Geoff Keating geoffk at apple.com
Mon Mar 20 09:05:42 UTC 2017



> On Mar 19, 2017, at 11:59 PM, Dimitris Zacharopoulos <jimmy at it.auth.gr> wrote:
> 
>> On 18/3/2017 9:06 πμ, Geoff Keating wrote:
>> In this discussion, I think perhaps a key point has been lost:
>> 
>> Why is the CABforum involved in this?
>> 
>> The CABforum does not assign country codes, nor is it responsible for defining the countryName attribute (that’s in ITU-T X.520 | ISO/IEC 9594-6).  I don’t see why the CABforum should consider itself free to change that definition and I don’t see why people should be asking it to.
>> 
>> Even if it was permitted, would it be wise?  The CABforum is not well suited to be determining the existence or names of countries, especially in contentious cases, and there are a lot of contentious cases in this area.  An important function of the ISO 3166 Maintenance Agency is to enfold these contentious cases in careful bureaucracy and to come up with a result that, while it might not be agreed to be the correct result, or the desirable result, is at least agreed to be the result.
>> 
> 
> Geoff,
> 
> The CA/B Form is involved because I presented an EU legal document that mandates using "C=EL" and "C=UK" as exceptions to the ISO-3166, in X.509 Certificates. Check my e-mail sent on March 17th. Just to restate the problem, the current BRs dictate using the two-letter country codes in ISO-3166-1 for the Subject Information. This creates a conflict if there is a case where a subject is required to use one of the other country identifiers, like the referenced 1505/2015 commission implementing decision.

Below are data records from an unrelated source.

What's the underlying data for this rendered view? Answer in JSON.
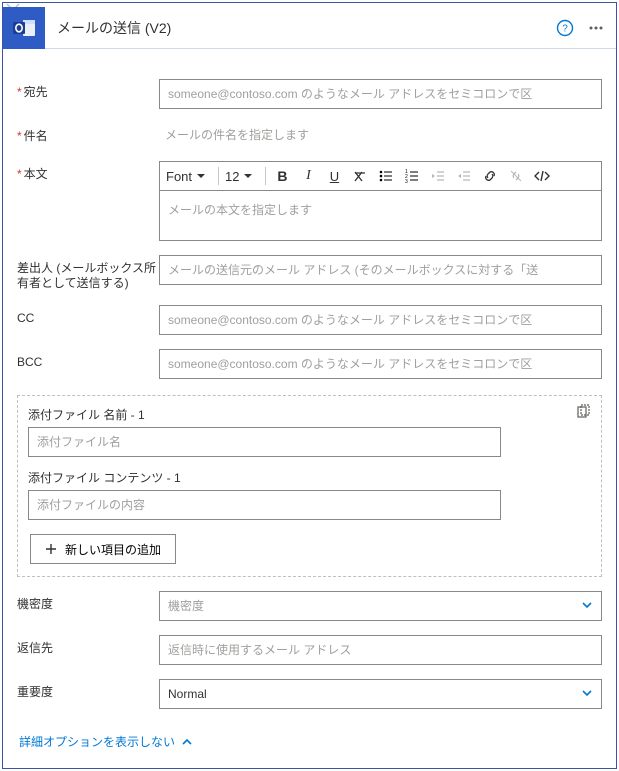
{
  "header": {
    "title": "メールの送信 (V2)"
  },
  "to": {
    "label": "宛先",
    "placeholder": "someone@contoso.com のようなメール アドレスをセミコロンで区"
  },
  "subject": {
    "label": "件名",
    "placeholder": "メールの件名を指定します"
  },
  "body": {
    "label": "本文",
    "font": "Font",
    "size": "12",
    "placeholder": "メールの本文を指定します"
  },
  "from": {
    "label": "差出人 (メールボックス所有者として送信する)",
    "placeholder": "メールの送信元のメール アドレス (そのメールボックスに対する「送"
  },
  "cc": {
    "label": "CC",
    "placeholder": "someone@contoso.com のようなメール アドレスをセミコロンで区"
  },
  "bcc": {
    "label": "BCC",
    "placeholder": "someone@contoso.com のようなメール アドレスをセミコロンで区"
  },
  "attach": {
    "name_label": "添付ファイル 名前 - 1",
    "name_placeholder": "添付ファイル名",
    "content_label": "添付ファイル コンテンツ - 1",
    "content_placeholder": "添付ファイルの内容",
    "add_label": "新しい項目の追加"
  },
  "sensitivity": {
    "label": "機密度",
    "placeholder": "機密度"
  },
  "replyto": {
    "label": "返信先",
    "placeholder": "返信時に使用するメール アドレス"
  },
  "importance": {
    "label": "重要度",
    "value": "Normal"
  },
  "footer": {
    "hide_advanced": "詳細オプションを表示しない"
  }
}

I believe this has been covered elsewhere in the discussion; the requirement in that decision applies only to Member States, not CAs, and only to a specific notification from the member to the EC, not to certificates.  So there is no conflict there.

An organization is free to say 'we will use our own codes for some countries for our internal purposes'. This is their choice to not use the standard. However it does not change the standard, and they cannot truthfully state that the result is standard-conforming.

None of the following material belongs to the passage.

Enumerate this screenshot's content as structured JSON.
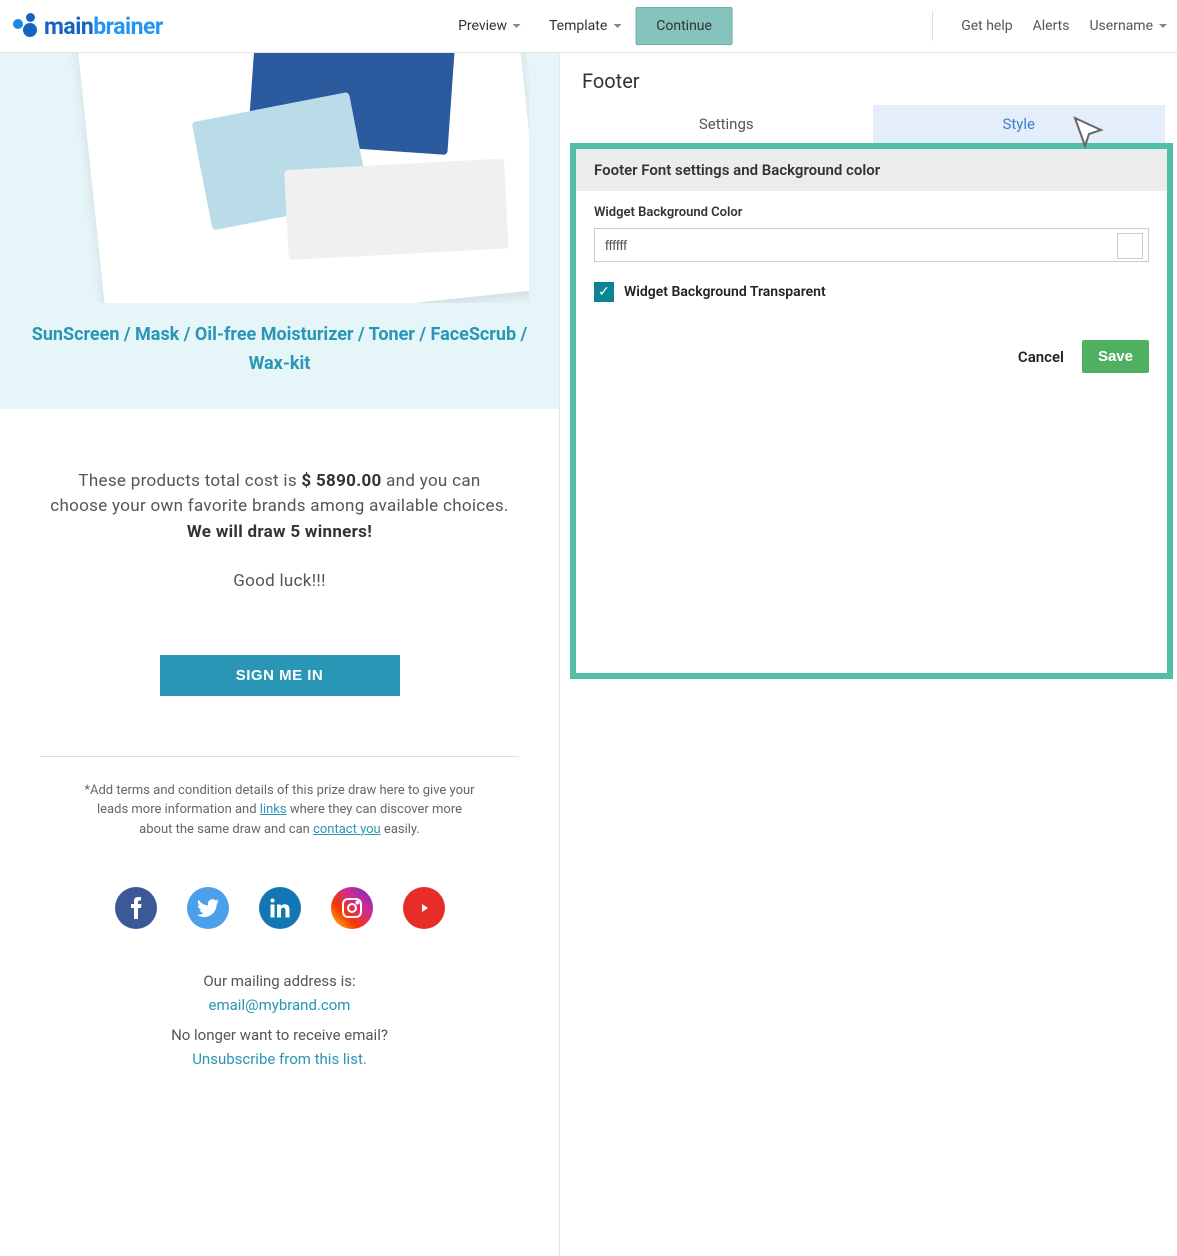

> These two countries have been using these identifiers for years and have broadly been used in legal documents and official correspondence in the European Union. As I am sure you are quite aware, you can't get more bureaucracy than the EU, so for these identifiers to be included in legal documents, it means that all the proper agencies have approved this. I presented one of possibly hundreds of documents using these identifiers but the one I posted is very closely related to X.509 digital certificates.

The ISO is the relevant authority, and they have not approved.

I also do not see where the EU has actually approved, requested, suggested, or even hinted at the use of this value in certificates.  A specific reference would be needed.

> I agree that ISO-3166-1 is a great place to start but if there are specific exceptions to it, like the ones specified in the 1505/2015 decision, coming from organizations like the EU, IMHO they should be respected.

Even if, counterfactually, the EU had said they would prefer these values in certificates, what justification does the EU have to do so?  They are not the ISO and do not produce the relevant standards and did not assign the OID.  It would be inappropriate for them to try to alter an ISO standard without going through the ISO process.  It would also be inappropriate for them to bring the CABforum into any disagreement they are having with the ISO, or for the CABforum to permit itself to be used that way.

Likewise Greece; but Greece is literally the last country in the world that I can imagine saying that an international body should be ignored in favor of a country's preferred nomenclature, because of their dispute over Macedonia.